The tie is perhaps the last item of clothing on which the sexes divide. Nowadays, men often only wear them because they have to. Women always because they want to. The classification of the tie as a sign of masculinity is invalid anyway.
An accessory trend with a history: How style icons turned the tie into a fashion statement
Occasionally a dandy rocker in a thin tie struts virile across a stage. But otherwise? Corporate bosses wear a jacket T-Shirt, Film stars accept awards with open shirt collars, football managers have considered the silk scarf to be an acceptable lift on the sidelines since Jogi Löw and at the latest since Donald Trump has been demonstrating every day that of all civilizing achievements, he also lacks the ability to tie a sensible Full Windsor , no one has any more respect for the tie.

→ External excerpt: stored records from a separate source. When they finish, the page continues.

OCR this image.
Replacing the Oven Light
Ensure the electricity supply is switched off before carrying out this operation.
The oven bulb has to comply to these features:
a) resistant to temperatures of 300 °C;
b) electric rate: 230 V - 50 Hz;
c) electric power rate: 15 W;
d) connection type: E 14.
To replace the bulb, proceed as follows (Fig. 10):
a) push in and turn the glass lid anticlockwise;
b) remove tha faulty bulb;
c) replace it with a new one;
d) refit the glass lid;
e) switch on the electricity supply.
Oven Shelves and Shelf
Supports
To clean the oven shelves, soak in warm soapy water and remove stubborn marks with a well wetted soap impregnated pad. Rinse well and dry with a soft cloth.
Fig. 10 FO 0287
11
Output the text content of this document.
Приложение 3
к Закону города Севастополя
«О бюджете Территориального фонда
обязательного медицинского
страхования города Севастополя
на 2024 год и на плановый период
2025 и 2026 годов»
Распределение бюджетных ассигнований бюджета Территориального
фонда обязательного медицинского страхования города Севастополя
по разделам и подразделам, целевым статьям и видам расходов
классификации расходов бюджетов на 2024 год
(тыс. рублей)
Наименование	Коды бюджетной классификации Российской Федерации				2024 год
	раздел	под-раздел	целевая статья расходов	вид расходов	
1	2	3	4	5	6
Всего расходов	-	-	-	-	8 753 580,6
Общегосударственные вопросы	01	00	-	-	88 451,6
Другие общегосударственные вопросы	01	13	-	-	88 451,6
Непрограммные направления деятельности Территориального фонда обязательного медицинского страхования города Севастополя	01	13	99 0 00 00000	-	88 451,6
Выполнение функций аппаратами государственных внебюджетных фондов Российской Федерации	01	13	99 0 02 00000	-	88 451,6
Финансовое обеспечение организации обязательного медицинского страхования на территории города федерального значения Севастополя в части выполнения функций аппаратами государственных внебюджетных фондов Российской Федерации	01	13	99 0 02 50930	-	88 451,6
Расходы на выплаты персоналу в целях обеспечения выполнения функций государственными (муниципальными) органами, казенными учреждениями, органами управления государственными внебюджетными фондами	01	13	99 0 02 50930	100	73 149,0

Exemplary, however, what women have always been doing with it: from Marlene Dietrich, who defied the categorizations of male and female with a collar and tie in the 1940s, to Diane Keaton, whose style as Annie Hall became iconic (and in real life as well), to Patti Smith, Princess Diana, Madonna, Julia Roberts and Janelle Monáe, who made the androgynous look her USP. What they all have in common is that their ties have never been and are a symbol of a bourgeois compulsion to dress, but an expression of nonchalance and joy.
Elegantly knotted: the tie is so versatile in autumn 2020
Im Herbst 2020, in which gender norms have long been a thing of the past, there are now many ways to play with the tie: with a suit and in a contrasting color to the shirt, such as red and pink for Prada; made of chiffon with a white shirt as with Dior; thin and loosely looped like Margaret Howell’s; in the size of a conference table and with a corset like at Dolce & Gabbana. Almost everything that gives you pleasure is permitted. There is one exception, and here men and women are absolutely equal: the fun stops with ties with cartoon characters.